My mother, who hates thunderstorms,
Holds up each summer day and shakes
It out suspiciously, let swarms
Of grape-dark clouds are lurking there;
But when the August weather breaks
And rains begin, and brittle frost
Sharpens the bird-abandoned air,
Her worried summer look is lost.

And I her son, though summer-born
And summer-loving, none the less
Am easier when the leaves are gone;
Too often summer days appear
Emblems of perfect happiness
I can't confront: I must await
A time less bold, less rich, less clear:
An autumn more appropriate.

Maybe it's because Larkin was a Brit that he felt he couldn't confront those emblems of perfect happiness. The British have a peculiar attitude about things being too much--it's like the line in Peter Pan about the cake being "much too damp and rich for you." I always feel quite ready to enjoy the perfect happiness of summer days. July 4-8 is my absolute favorite time of the year, between parades and fireworks and picnics and my birthday (the 8th), when I almost always persuade someone to spend the day swimming with me. And the weather almost always cooperates.

2 comments:

Anonymous said...

I love it when teh "August weather breaks" and that first bit of fall is lovely. The "cold November in my soul" - Larkin is welcome to it.

-lemming

Anonymous said...

I must be British at my soul as well as in my genealogy, then. One of my favorite seasonal snatches of poetry comes from Elinor Wylie:

Down to the Puritan marrow of my bones
There's something in this richness that I hate.
I love the look , austere, immaculate,
Of landscapes drawn in pearly monotones.
There's something in my very blood that owns
Bare hills, cold silver on a sky of slate,
A thread of water, churned to milky spate
Streaming through slanted pastures fenced with stones.

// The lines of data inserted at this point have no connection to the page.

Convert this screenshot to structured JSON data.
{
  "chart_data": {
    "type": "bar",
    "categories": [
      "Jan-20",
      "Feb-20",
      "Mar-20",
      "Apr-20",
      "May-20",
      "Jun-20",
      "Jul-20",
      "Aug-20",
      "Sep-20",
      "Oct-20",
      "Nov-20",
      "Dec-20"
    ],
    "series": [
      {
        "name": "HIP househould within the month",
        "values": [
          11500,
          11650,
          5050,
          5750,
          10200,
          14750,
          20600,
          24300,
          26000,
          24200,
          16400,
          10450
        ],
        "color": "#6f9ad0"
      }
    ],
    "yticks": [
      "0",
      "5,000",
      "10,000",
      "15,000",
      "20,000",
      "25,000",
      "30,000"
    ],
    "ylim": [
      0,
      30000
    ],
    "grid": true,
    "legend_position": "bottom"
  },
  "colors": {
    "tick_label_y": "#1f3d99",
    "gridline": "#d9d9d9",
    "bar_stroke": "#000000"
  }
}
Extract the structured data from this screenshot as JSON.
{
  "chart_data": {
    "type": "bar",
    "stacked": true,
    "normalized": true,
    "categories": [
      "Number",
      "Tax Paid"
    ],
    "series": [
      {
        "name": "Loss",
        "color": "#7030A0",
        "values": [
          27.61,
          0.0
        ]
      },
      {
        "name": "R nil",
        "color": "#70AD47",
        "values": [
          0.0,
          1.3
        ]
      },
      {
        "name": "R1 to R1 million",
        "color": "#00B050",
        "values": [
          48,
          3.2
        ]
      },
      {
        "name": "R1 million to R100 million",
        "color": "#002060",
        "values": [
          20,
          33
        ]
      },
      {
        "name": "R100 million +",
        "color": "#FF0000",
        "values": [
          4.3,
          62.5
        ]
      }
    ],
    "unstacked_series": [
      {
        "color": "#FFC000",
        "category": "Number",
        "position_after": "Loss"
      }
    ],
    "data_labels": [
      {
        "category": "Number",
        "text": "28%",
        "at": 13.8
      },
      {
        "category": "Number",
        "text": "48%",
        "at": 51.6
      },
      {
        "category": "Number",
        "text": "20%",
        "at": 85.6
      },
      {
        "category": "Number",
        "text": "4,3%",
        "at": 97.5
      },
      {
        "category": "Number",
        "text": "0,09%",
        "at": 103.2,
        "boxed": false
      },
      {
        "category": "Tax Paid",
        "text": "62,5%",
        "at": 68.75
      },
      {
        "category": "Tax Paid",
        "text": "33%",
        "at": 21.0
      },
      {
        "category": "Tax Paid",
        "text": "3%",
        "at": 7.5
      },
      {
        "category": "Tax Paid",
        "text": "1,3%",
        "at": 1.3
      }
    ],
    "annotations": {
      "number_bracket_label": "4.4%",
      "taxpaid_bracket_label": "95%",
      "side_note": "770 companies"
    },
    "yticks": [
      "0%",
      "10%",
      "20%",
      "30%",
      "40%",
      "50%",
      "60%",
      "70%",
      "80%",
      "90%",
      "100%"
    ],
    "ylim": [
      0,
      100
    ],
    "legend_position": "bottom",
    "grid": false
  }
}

I love those skies, thin blue or snowy gray.
Those fields, sparse planted, rendering meager sheaves;
That spring, briefer than the apple-blossom's breath,
Summer, so much too beautiful to stay,
Swift autumn, like a bonfire of leaves,
And sleepy winter, like the sleep of death.


I remember thinking, my first year at college, how I loved the look of the winter sky when it appeared as the rinsings of someone's watercolor brushes.